On Tue, Jan 12, 2021 at 11:15:43AM -0800, Nadav Amit wrote:
On Jan 12, 2021, at 11:02 AM, Laurent Dufour ldufour@linux.vnet.ibm.com wrote:
Le 12/01/2021 à 17:57, Peter Zijlstra a écrit :
On Tue, Jan 12, 2021 at 04:47:17PM +0100, Laurent Dufour wrote:
Le 12/01/2021 à 12:43, Vinayak Menon a écrit :
Possibility of race against other PTE modifiers
- Fork - We have seen a case of SPF racing with fork marking PTEs RO and that
is described and fixed here https://lore.kernel.org/patchwork/patch/1062672/
Right, that's exactly the kind of thing I was worried about.
- mprotect - change_protection in mprotect which does the deferred flush is
marked under vm_write_begin/vm_write_end, thus SPF bails out on faults on those VMAs.
Sure, mprotect also changes vm_flags, so it really needs that anyway.

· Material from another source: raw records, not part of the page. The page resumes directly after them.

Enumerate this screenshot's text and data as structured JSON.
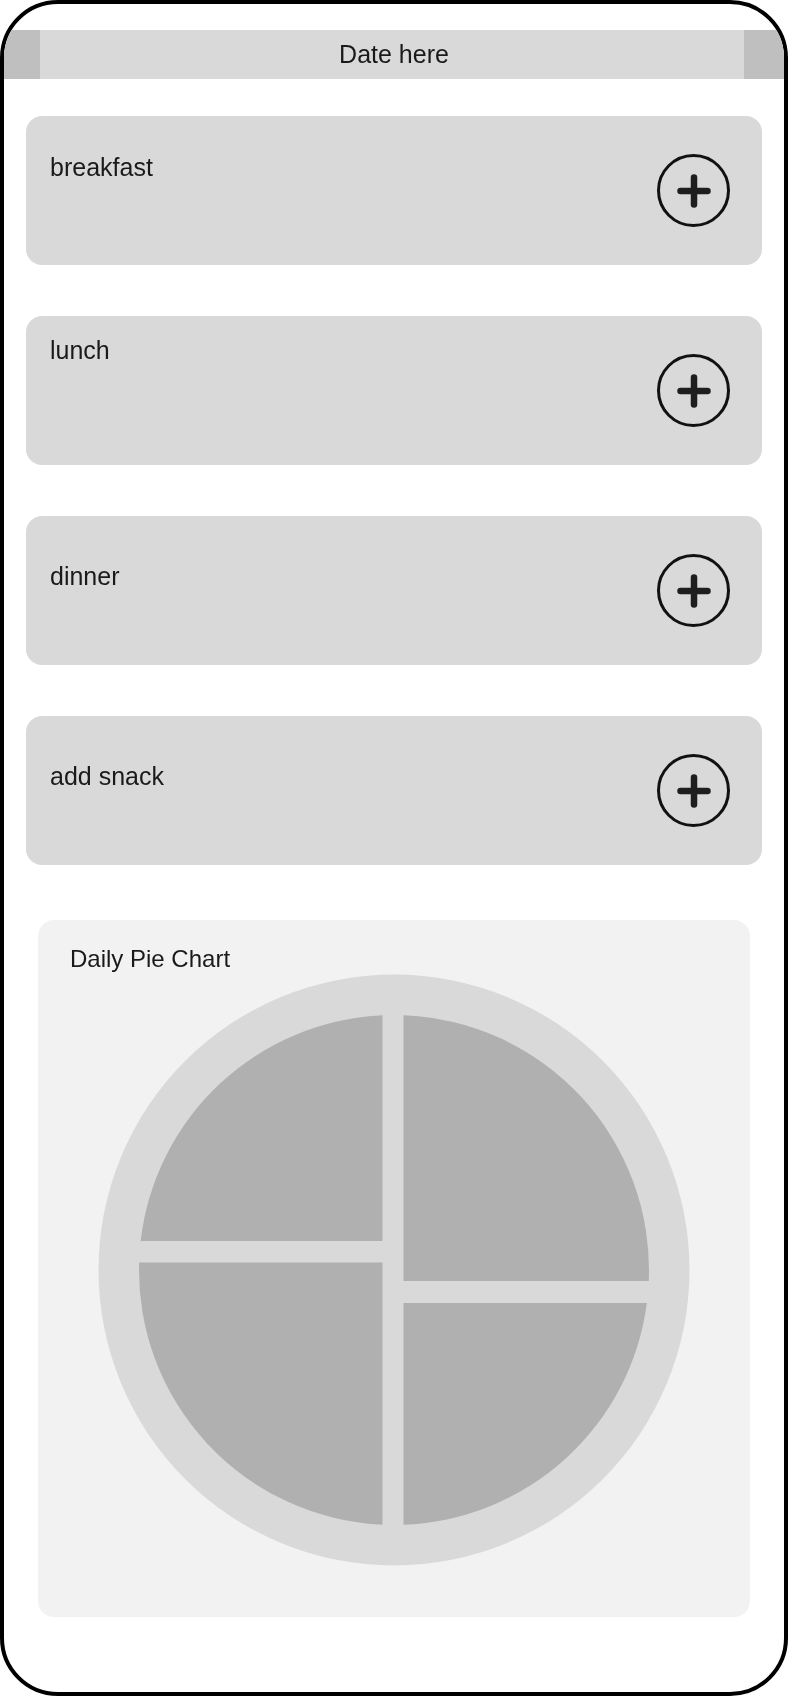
{
  "header": {
    "date": "Date here"
  },
  "meals": [
    {
      "label": "breakfast"
    },
    {
      "label": "lunch"
    },
    {
      "label": "dinner"
    },
    {
      "label": "add snack"
    }
  ],
  "pie_panel": {
    "title": "Daily Pie Chart"
  }
}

- userfaultfd - mwriteprotect_range is not protected unlike in (2) above.
But SPF does not take UFFD faults. 4) hugetlb - hugetlb_change_protection - called from mprotect and covered by (2) above. 5) Concurrent faults - SPF does not handle all faults. Only anon page faults.

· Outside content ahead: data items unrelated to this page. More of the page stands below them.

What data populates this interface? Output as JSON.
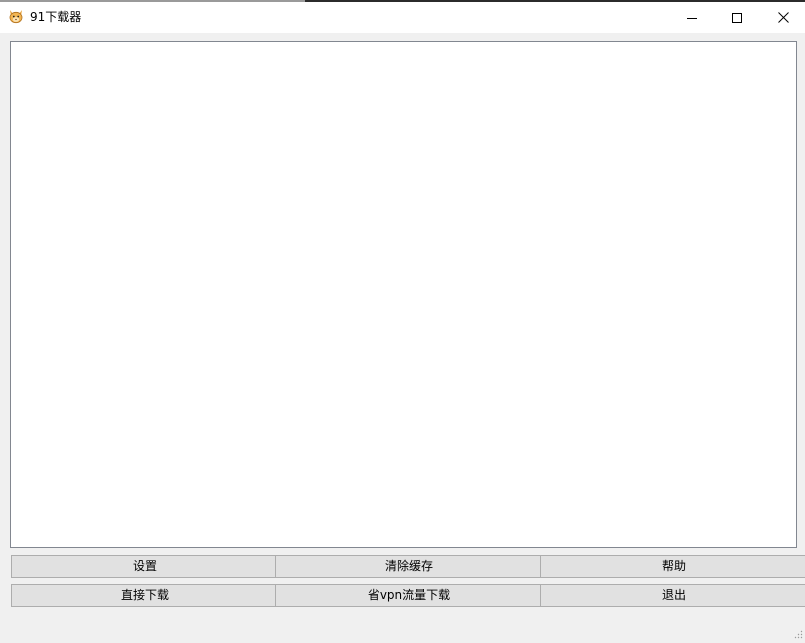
{
  "window": {
    "title": "91下载器",
    "app_icon": "cat-face-icon",
    "controls": {
      "minimize_icon": "minimize-icon",
      "maximize_icon": "maximize-icon",
      "close_icon": "close-icon"
    }
  },
  "log": {
    "content": ""
  },
  "buttons": {
    "settings": "设置",
    "clear_cache": "清除缓存",
    "help": "帮助",
    "direct_download": "直接下载",
    "save_vpn_download": "省vpn流量下载",
    "exit": "退出"
  },
  "colors": {
    "titlebar_bg": "#ffffff",
    "window_bg": "#f0f0f0",
    "button_bg": "#e1e1e1",
    "button_border": "#adadad"
  }
}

What happened to shared/file-backed stuff? ISTR I had that working.
File-backed mappings are not processed in a speculative way, there were options to manage some of them depending on the underlying file system but that's still not done.
Shared anonymous mapping, are also not yet handled in a speculative way (vm_ops is not null).
Of which do_anonymous_page and do_swap_page are NONE/NON-PRESENT->PRESENT transitions without tlb flush. And I hope do_wp_page with RO->RW is fine as well.
The tricky one is demotion, specifically write to non-write.
I could not see a case where speculative path cannot see a PTE update done via a fault on another CPU.
One you didn't mention is the NUMA balancing scanning crud; although I think that's fine, loosing a PTE update there is harmless. But I've not thought overly hard on it.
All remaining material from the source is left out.